§ Sir R. Inglis
rose to put the question, of which he had given notice, with respect to the Foreign Slave-trade. The House would recollect, that the noble Lord, the Foreign Secretary, had pledged himself and the Government to use every means in their power for the suppression of the foreign slave-trade. All the accounts, however, both public and private, which reached him, induced him to believe, that that inhuman trade was carried on to a greater extent, and with more horror than was ever previously known. He trusted that the noble Lord would now state to the House what mea- 1254 sures the Government bad adopted, or intended to adopt, to suppress this great curse and crime.
§ Viscount Palmerston
had stated some time ago, that it was the intention of Government to propose to Parliament a bill to give additional powers with regard to that part of the foreign slave-trade which was carried on under the Portuguese flag.
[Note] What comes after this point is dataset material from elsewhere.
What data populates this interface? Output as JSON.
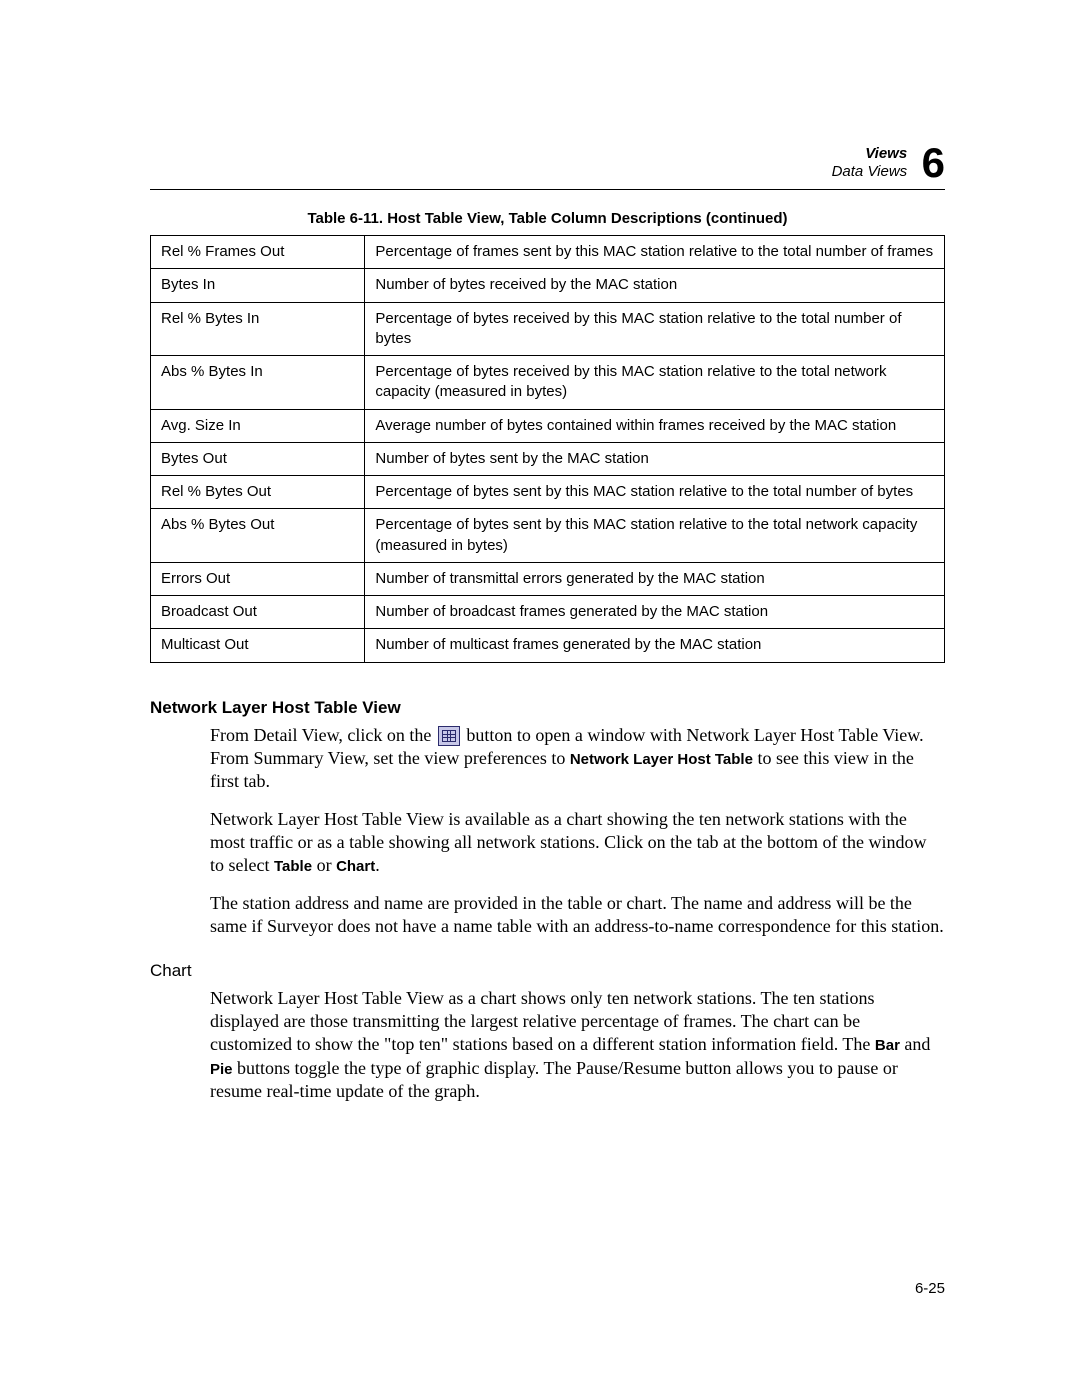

He should already have moved for leave to introduce such a bill, but he wished beforehand to submit to Parliament the correspondence which had taken place between the British and Portuguese Governments upon the subject. That correspondence had been some time in the hands of the printer, but owing to some accidental circumstances, it had not been delivered. He believed, however, that it would be ready in a few days, and as soon as it was produced, he would give notice of the day on which he would move for leave to introduce the bill.
§ Sir Robert Inglis
trusted, that the noble Lord, in consideration of the human suffering which this trade daily occasioned, would not lose one hour in taking the necessary steps to prevent it.